5 tips for successful performance evaluations
By D. Albert Brannen
Performance evaluation programs can be immensely beneficial to employers. They can help management improve employee performance and adjust staff expectations. However, if done improperly, performance evaluations can create more legal liability than they help to avoid. This article lists five critical tips for making sure your performance evaluation system is on the right track.
Tip 1: Use a simple form tailored to your business
The form you use should be easy for managers and employees to understand. It must be simple and tailored to the jobs being reviewed. Don’t use an off-the-shelf form or one that is too complicated for the situation. Having the right form is the foundation of the entire evaluation process.
Tip 2: Be truthful — Don’t sugarcoat things
As with other employer communications, honesty is absolutely essential to the evaluation process. Fairness and objectivity are also important companions to honesty. Managers cannot sugarcoat evaluations and hope that underperforming employees will improve on their own.
Managers who are not honest do a serious disservice to their employer. Employees need to know where they fall short and how they need to improve — before their jobs are at risk. Evaluations that appear to be at odds with an employee’s “true” performance can be a real problem in litigation, too.
Tip 3: Cite critical incidents
One of the key reasons for performance evaluations is to rehabilitate and salvage underperformers before separation from employment becomes a possibility. The best way to help employees learn and understand what is expected is to cite specific incidents of good or unsatisfactory performance. Reference to specific words or actions can show an employee what type of workplace behavior is desired or discouraged.

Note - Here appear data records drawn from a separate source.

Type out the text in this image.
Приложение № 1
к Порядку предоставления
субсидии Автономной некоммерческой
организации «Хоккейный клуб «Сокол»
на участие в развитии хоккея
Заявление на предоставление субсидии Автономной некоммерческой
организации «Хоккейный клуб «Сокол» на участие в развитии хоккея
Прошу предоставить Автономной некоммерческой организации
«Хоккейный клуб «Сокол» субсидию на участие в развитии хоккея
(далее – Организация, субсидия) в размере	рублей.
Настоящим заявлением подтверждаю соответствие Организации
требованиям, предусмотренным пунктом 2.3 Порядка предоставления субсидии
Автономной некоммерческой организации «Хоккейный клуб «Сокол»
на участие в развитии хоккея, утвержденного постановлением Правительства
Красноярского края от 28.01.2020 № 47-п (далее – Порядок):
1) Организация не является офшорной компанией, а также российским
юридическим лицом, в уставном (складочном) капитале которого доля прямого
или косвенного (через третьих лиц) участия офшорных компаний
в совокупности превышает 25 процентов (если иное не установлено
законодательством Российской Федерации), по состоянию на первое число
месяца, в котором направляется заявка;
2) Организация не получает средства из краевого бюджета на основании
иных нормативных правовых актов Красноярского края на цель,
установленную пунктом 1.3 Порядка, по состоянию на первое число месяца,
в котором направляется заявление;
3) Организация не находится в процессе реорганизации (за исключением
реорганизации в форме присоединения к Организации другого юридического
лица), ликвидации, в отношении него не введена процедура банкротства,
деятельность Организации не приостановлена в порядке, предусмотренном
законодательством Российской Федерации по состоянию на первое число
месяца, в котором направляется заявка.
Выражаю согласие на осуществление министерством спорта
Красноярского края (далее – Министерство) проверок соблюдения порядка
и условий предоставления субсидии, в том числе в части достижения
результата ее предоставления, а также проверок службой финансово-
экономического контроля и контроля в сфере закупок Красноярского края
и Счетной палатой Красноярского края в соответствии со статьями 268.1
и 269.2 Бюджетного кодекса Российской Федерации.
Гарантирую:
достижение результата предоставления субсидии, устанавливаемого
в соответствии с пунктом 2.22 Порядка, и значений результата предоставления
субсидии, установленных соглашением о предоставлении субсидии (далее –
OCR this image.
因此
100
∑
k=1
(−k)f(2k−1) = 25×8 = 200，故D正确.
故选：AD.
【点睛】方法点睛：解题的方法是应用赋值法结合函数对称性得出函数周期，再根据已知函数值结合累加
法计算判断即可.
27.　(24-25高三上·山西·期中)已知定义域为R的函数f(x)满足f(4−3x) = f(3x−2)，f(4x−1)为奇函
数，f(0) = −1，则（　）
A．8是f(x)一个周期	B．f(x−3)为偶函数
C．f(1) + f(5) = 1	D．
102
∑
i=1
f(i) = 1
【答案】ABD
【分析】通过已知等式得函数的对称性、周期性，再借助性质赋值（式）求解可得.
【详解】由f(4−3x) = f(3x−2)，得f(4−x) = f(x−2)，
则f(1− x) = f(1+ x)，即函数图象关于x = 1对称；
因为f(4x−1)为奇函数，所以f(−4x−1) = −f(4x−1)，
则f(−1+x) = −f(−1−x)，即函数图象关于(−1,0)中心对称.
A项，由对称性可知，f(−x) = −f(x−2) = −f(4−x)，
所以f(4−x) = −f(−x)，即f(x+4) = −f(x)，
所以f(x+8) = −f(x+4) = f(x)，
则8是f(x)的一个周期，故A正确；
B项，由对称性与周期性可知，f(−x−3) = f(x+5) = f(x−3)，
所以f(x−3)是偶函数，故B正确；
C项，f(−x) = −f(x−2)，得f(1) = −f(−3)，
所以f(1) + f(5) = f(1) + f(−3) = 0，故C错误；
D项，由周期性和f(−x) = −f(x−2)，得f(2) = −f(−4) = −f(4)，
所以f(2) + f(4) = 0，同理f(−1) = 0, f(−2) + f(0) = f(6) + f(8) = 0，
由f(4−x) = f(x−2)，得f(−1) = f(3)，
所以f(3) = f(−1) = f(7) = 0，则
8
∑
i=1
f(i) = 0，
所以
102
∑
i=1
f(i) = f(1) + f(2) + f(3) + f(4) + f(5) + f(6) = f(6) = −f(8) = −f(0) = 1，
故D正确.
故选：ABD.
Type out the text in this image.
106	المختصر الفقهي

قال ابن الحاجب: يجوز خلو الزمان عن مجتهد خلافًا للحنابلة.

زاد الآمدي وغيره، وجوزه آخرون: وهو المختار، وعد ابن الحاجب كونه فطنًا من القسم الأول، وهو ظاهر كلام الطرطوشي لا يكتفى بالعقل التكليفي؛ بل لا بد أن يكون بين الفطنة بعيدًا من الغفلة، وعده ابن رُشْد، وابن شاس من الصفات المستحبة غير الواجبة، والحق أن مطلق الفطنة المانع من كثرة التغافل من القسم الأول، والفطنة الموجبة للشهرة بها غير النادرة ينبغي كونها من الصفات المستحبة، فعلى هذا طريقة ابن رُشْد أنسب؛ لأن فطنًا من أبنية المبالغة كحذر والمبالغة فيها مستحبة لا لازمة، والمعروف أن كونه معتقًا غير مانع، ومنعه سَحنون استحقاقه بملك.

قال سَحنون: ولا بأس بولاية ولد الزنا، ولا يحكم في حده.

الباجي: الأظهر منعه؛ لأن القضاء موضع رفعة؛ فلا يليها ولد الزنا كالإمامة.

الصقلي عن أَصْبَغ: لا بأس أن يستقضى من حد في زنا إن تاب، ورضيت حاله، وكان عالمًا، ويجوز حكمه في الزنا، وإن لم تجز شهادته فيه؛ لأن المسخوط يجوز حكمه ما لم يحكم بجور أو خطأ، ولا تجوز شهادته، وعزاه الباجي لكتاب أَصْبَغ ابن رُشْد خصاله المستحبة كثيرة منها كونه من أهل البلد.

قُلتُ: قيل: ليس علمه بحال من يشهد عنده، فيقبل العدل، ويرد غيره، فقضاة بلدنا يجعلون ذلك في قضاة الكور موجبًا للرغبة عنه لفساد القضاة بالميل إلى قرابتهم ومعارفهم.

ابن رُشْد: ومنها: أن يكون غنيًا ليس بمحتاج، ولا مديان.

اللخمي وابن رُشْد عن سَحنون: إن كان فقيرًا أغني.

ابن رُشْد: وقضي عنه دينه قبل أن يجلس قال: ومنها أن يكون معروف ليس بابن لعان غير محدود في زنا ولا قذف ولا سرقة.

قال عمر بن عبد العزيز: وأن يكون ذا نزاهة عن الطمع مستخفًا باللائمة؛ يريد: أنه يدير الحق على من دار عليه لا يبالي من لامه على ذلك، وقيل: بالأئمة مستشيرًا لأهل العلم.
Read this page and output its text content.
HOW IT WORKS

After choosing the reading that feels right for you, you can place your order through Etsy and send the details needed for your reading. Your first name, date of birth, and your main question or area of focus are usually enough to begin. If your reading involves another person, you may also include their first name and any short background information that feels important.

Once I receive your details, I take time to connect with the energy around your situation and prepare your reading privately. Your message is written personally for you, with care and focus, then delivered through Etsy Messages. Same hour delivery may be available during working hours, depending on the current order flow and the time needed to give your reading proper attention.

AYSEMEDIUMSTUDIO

Using specifics or critical incidents is certainly preferred to using subjective, vague or conclusory descriptions that the employee may dispute or not understand. Plus, reference to specific incidents can be helpful in litigation to show examples of why a particular employee was subsequently terminated, not promoted or denied other opportunities.
Tip 4: Be consistent
Inconsistent application of evaluation standards can adversely affect morale or employee involvement, indicate favoritism or undermine respect for managers, the evaluation process and even the employer’s reputation. Moreover, inconsistencies can give rise to legal claims for discrimination if they are perceived to or actually run parallel to racial, ethnic, sexual or other legally protected categories.
Tip 5: Have a central authority review every evaluation
As a safeguard in the evaluation process, employers should assign one person to review all performance evaluations. Having one central reviewer will help to avoid unwanted trends or patterns such as subjectivity, differences or inconsistencies among reviewers, positive or negative leanings, central tendency shifts, stereotyping, biases, undue negativity of comments, or grading based on halos or first impressions.
Having a single person review evaluations can go a long way toward protecting the employer from these and other kinds of mistakes that can come back to haunt the employer in court.
This article lists some of the most critical elements of a successful performance evaluation program. Obviously, other elements are important as well. For example, other tips may be to train your managers, don’t discriminate, adapt your program to your business and do evaluations when you say you will do them.
The bottom line is that there is no substitute for an effective performance evaluation program and employers would be well advised to make sure these critical elements are present.